Job Purpose
The role is required to provide dedicated ownership for identifying, classifying, labelling, and protecting sensitive data across Corporate, Rapid Rail, Rapid Bus, and AFC environments. Additionally, the role ensures consistent data protection controls, reduces the risk of data leakage, and drives awareness of proper data handling, safeguarding critical information and supporting organisational resilience.
Key Accountabilities
- Accountable for the design, implementation, and ongoing operation of Data Loss Prevention (DLP) controls to protect sensitive data across Corporate, Rapid Rail, Rapid Bus, and AFC environments.

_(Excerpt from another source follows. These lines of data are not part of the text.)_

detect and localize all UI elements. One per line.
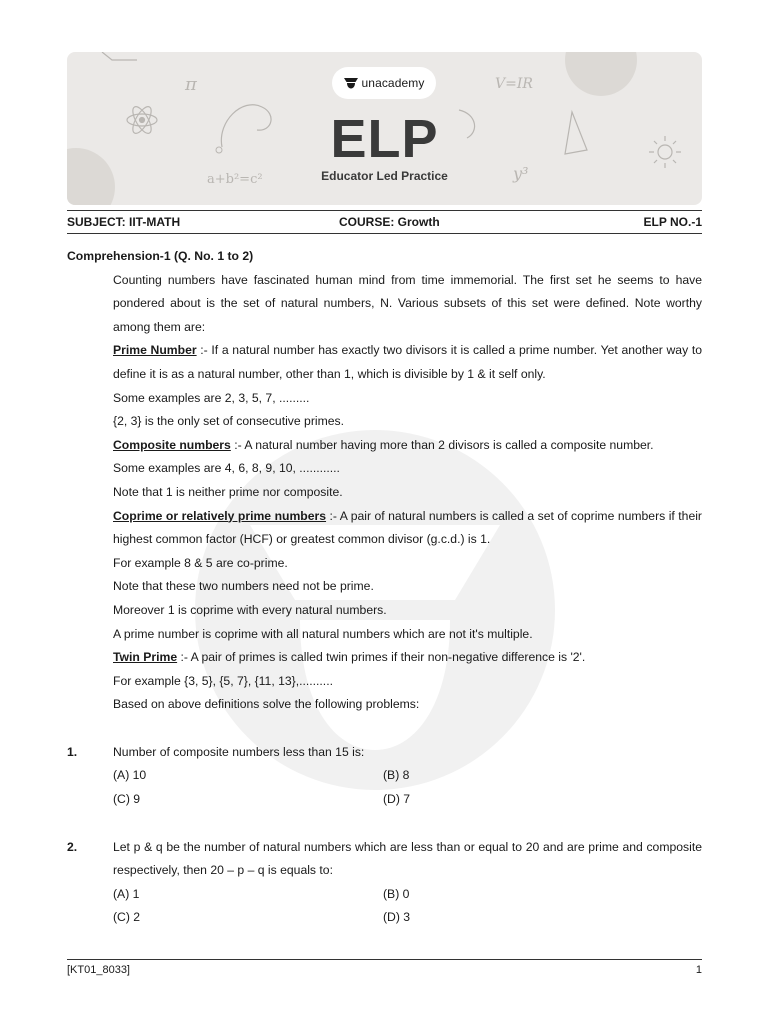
document-body <box>67 245 702 930</box>
banner-subtitle: Educator Led Practice <box>321 169 448 183</box>
coprime-note: Note that these two numbers need not be prime. <box>113 579 374 594</box>
coprime-prime-note: A prime number is coprime with all natural numbers which are not it's multiple. <box>113 626 533 641</box>
question-text: Let p & q be the number of natural numbers which are less than or equal to 20 and are prime and composite respectively, then 20 – p – q is equals to: <box>113 839 702 878</box>
twin-prime-term: Twin Prime <box>113 650 178 665</box>
prime-term: Prime Number <box>113 343 197 358</box>
document-code: [KT01_8033] <box>67 964 130 976</box>
twin-prime-examples: For example {3, 5}, {5, 7}, {11, 13},.......... <box>113 673 333 688</box>
question-2 <box>67 836 702 930</box>
coprime-definition <box>113 505 702 552</box>
composite-term: Composite numbers <box>113 437 231 452</box>
question-options <box>113 764 702 811</box>
composite-definition-text: :- A natural number having more than 2 divisors is called a composite number. <box>230 437 654 452</box>
question-text: Number of composite numbers less than 15 is: <box>113 744 365 759</box>
course-label: COURSE: Growth <box>339 215 440 229</box>
question-options <box>113 883 702 930</box>
option-b: (B) 0 <box>383 886 410 901</box>
page-footer <box>67 959 702 980</box>
coprime-one-note: Moreover 1 is coprime with every natural numbers. <box>113 602 387 617</box>
comprehension-intro: Counting numbers have fascinated human mind from time immemorial. The first set he seems to have pondered about is the set of natural numbers, N. Various subsets of this set were defined. Note worthy among them are: <box>113 272 702 334</box>
coprime-term: Coprime or relatively prime numbers <box>113 508 327 523</box>
question-number: 2. <box>67 839 78 854</box>
option-d: (D) 3 <box>383 910 411 925</box>
ohms-law-doodle: V=IR <box>495 76 533 92</box>
brand-logo <box>332 67 436 99</box>
coprime-example: For example 8 & 5 are co-prime. <box>113 555 288 570</box>
option-c: (C) 9 <box>113 792 141 807</box>
y-cube-doodle: y³ <box>513 164 529 183</box>
unacademy-logo-icon <box>344 77 358 89</box>
composite-definition <box>113 434 702 458</box>
prime-examples: Some examples are 2, 3, 5, 7, ......... <box>113 390 310 405</box>
twin-prime-definition <box>113 646 702 670</box>
option-c: (C) 2 <box>113 910 141 925</box>
coprime-definition-text: :- A pair of natural numbers is called a set of coprime numbers if their highest common factor (HCF) or greatest common divisor (g.c.d.) is 1. <box>113 508 702 547</box>
composite-examples: Some examples are 4, 6, 8, 9, 10, ............ <box>113 461 340 476</box>
option-a: (A) 10 <box>113 768 147 783</box>
subject-label: SUBJECT: IIT-MATH <box>67 215 181 229</box>
page-number: 1 <box>695 964 702 976</box>
instruction: Based on above definitions solve the following problems: <box>113 697 420 712</box>
header-banner <box>67 52 702 205</box>
pi-symbol: π <box>185 74 197 95</box>
ruler-doodle <box>102 52 137 60</box>
twin-prime-definition-text: :- A pair of primes is called twin primes if their non-negative difference is '2'. <box>177 650 586 665</box>
one-note: Note that 1 is neither prime nor composite. <box>113 484 343 499</box>
option-d: (D) 7 <box>383 792 411 807</box>
formula-doodle: a+b²=c² <box>207 172 263 187</box>
question-number: 1. <box>67 744 78 759</box>
subject-course-row <box>67 210 702 234</box>
elp-number-label: ELP NO.-1 <box>643 215 702 229</box>
comprehension-heading: Comprehension-1 (Q. No. 1 to 2) <box>67 249 254 263</box>
prime-definition-text: :- If a natural number has exactly two divisors it is called a prime number. Yet another way to define it is as a natural number, other than 1, which is divisible by 1 & it self only. <box>113 343 703 381</box>
option-a: (A) 1 <box>113 886 140 901</box>
consecutive-primes-note: {2, 3} is the only set of consecutive primes. <box>113 414 345 429</box>
prime-definition <box>113 339 702 386</box>
brand-name: unacademy <box>361 76 425 90</box>
option-b: (B) 8 <box>383 768 410 783</box>
question-1 <box>67 741 702 812</box>
banner-title: ELP <box>330 109 439 169</box>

- Ensures sensitive and critical data is systematically identified, classified, and labelled across structured and unstructured sources to enable effective protection throughout the data lifecycle.
- Implements, tunes, and maintains DLP solutions across endpoints, networks, cloud platforms, and applications, ensuring controls are effective without disrupting business operations.
- Monitors DLP alerts, investigates data leakage incidents, and coordinates remediation actions with IT, cybersecurity, and business teams to prevent recurrence.
- Translates data protection requirements into enforceable DLP policies, rules, and use cases aligned with business needs and organizational risk appetite.
- Works closely with IT, application, cloud, and business teams to embed data protection controls into systems and processes, while providing guidance on secure data handling practices.
- Supports enterprise-wide data protection awareness by enabling user education, reducing risky data handling behaviours, and reinforcing correct use of sensitive information.
- Measures DLP effectiveness, reduces false positives, tracks trends, and reports on data protection posture and incidents to support continuous improvement and management assurance.
Qualifications, Skills & Knowledge
- Bachelor's Degree in Cybersecurity, Information Technology, or equivalent.
- Certifications such as CompTIA Security+, CEH, GSEC, or Microsoft/AWS security certifications are preferred, or similar certifications are highly desirable.
- CDPSE (Certified Data Privacy Solutions Engineer) 2. Microsoft Purview DLP Training / SC 5003 (Information Protection & DLP).
- Minimum 5 years of working experience.
- SIEM (e.g., Microsoft Sentinel, Splunk, QRadar), WAF, endpoint protection, vulnerability scanners (e.g., Nessus, Qualys), DLP, antivirus/malware protection.
- TCP/IP, firewalls, VPNs, routing/switching, DNS, DHCP.